11. Dezember 2017

Geburtenanstieg kein Grund zum Jubeln

Quelle: idea.de

Christdemokraten für das Leben: Leichtes Plus rein statistisch zu erklären. Foto: pixelio.de

Christdemokraten für das Leben: Leichtes Plus rein statistisch zu erklären. Foto: pixelio.de

Wiesbaden/Münster (idea) – Der leichte Anstieg der Geburtenzahlen im Jahr 2010 ist nach Ansicht der „Christdemokraten für das Leben“ (CDL) kein Grund zum Jubeln.

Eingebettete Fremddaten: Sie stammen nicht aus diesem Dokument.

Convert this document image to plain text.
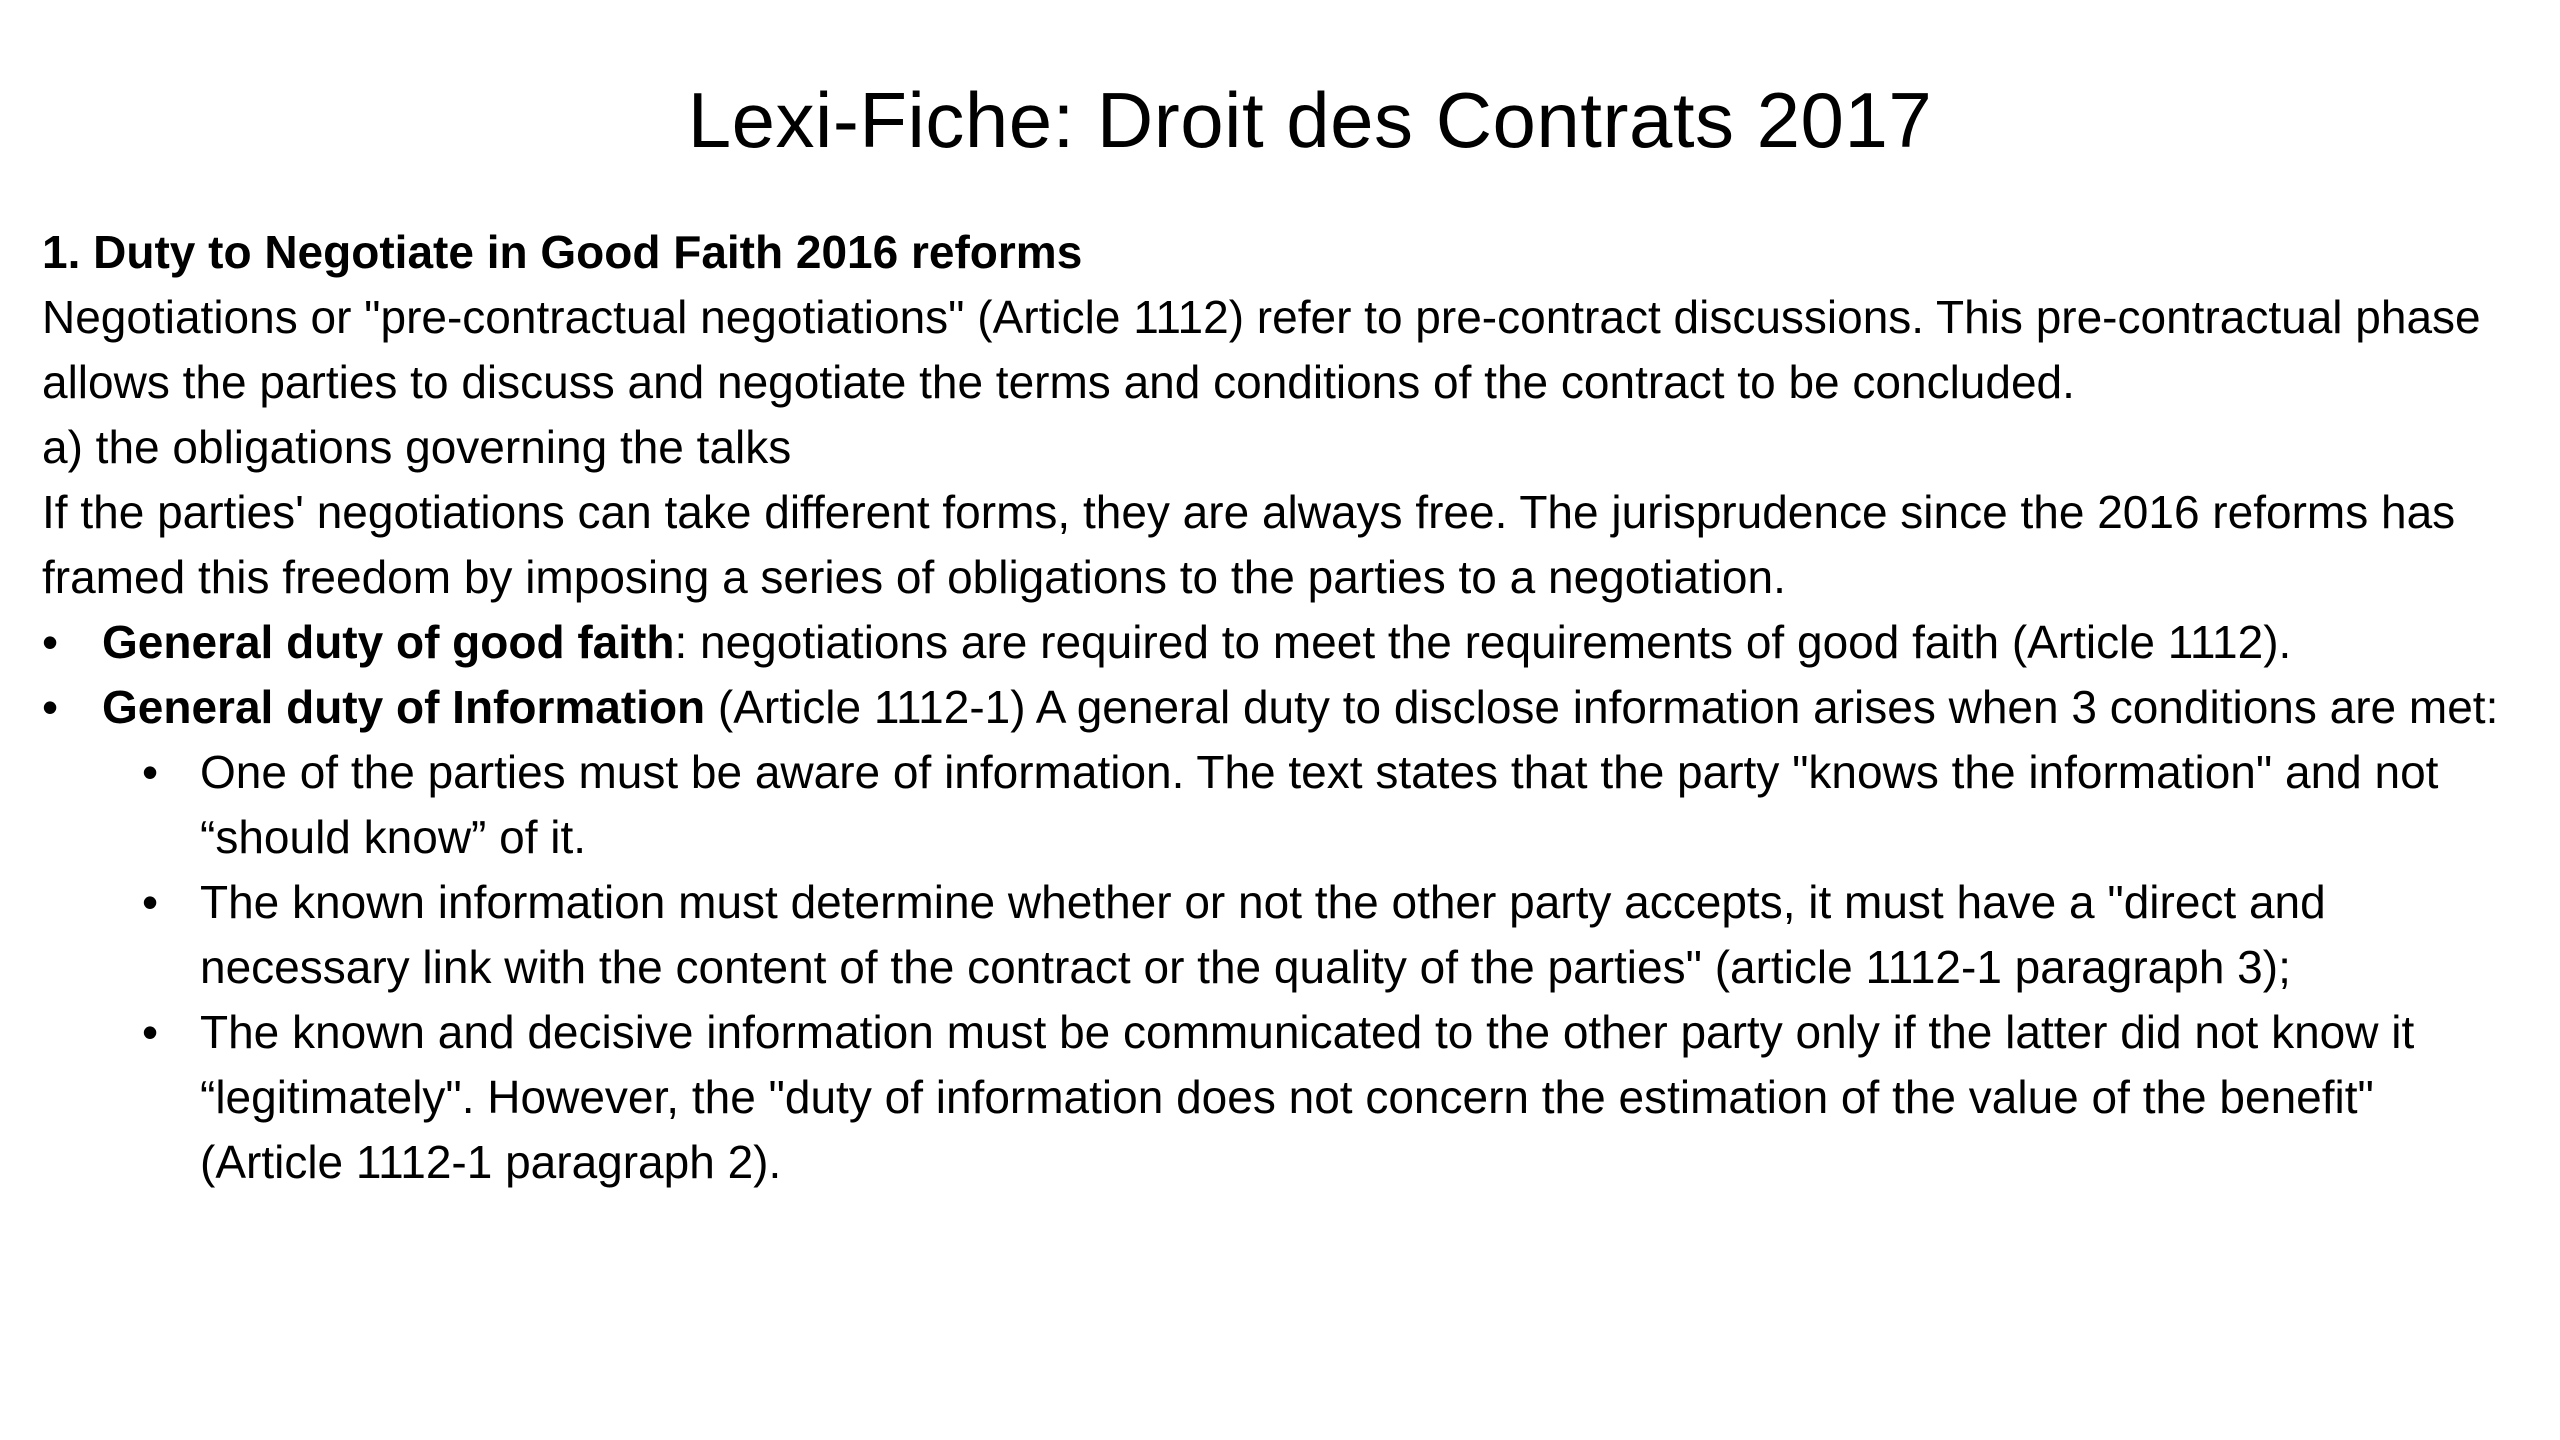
Lexi-Fiche: Droit des Contrats 2017

1. Duty to Negotiate in Good Faith 2016 reforms

Negotiations or "pre-contractual negotiations" (Article 1112) refer to pre-contract discussions. This pre-contractual phase allows the parties to discuss and negotiate the terms and conditions of the contract to be concluded.

a) the obligations governing the talks

If the parties' negotiations can take different forms, they are always free. The jurisprudence since the 2016 reforms has framed this freedom by imposing a series of obligations to the parties to a negotiation.

• General duty of good faith: negotiations are required to meet the requirements of good faith (Article 1112).
• General duty of Information (Article 1112-1) A general duty to disclose information arises when 3 conditions are met:
• One of the parties must be aware of information. The text states that the party "knows the information" and not “should know” of it.
• The known information must determine whether or not the other party accepts, it must have a "direct and necessary link with the content of the contract or the quality of the parties" (article 1112-1 paragraph 3);
• The known and decisive information must be communicated to the other party only if the latter did not know it “legitimately". However, the "duty of information does not concern the estimation of the value of the benefit" (Article 1112-1 paragraph 2).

Immer noch würden in Deutschland zu wenige Kinder geboren und zu viele abgetrieben, teilte die Unionsinitiative mit Sitz in Münster am 17. Juni mit. Das Statistische Bundesamt (Wiesbaden) hatte bekanntgegeben, dass im vorigen Jahr hierzulande 678.000 Kinder lebend geboren wurden. Gegenüber 2009 – dem Jahr mit der bisher niedrigsten Anzahl Geborener – bedeute dies eine Zunahme von 13.000 Kindern oder 1,9 Prozent. Dazu erklärte die Vorsitzende des CDL-Arbeitskreises Familie, Friederike Hoffmann, das Plus sei nicht auf eine erfolgreiche Familienpolitik zurückzuführen, sondern stehe in direktem Zusammenhang mit der Zahl der Geburten vor 30 Jahren. Bei einem Erstgeburtenalter von mittlerweile 30,2 Jahren seien 2010 viele Frauen des geburtenstarken Jahrgangs 1980 zum ersten Mal Mutter geworden. Damals wurden sechs Prozent mehr Kinder geboren als 1979.

Mut zum Kind machen

Jetzt zeigten sich zudem die Langzeitfolgen der Einführung der Indikationenregelung zur Abtreibung in den siebziger Jahren: Die Jahrgänge potenzieller Eltern würden infolge der hohen Abtreibungszahlen immer kleiner. Zudem entschieden sich heute viele Frauen und Männer gegen Kinder. In einer Untersuchung des Statistischen Bundesamts aus dem Jahr 2005 habe jeder vierte Mann angegeben, keine Kinder haben zu wollen. Hoffmann: „Deswegen brauchen wir eine Familien- und Gesellschaftspolitik, die jungen Paaren Mut zum Kind macht und das Lebensrecht der ungeborenen Kinder in den Mittelpunkt stellt.“ CDL ist eine Initiative in den Unionsparteien. Unter den 5.000 Mitgliedern sind zahlreiche Bundestags-, Landtags- und Europa-Abgeordnete sowie Kommunalpolitiker.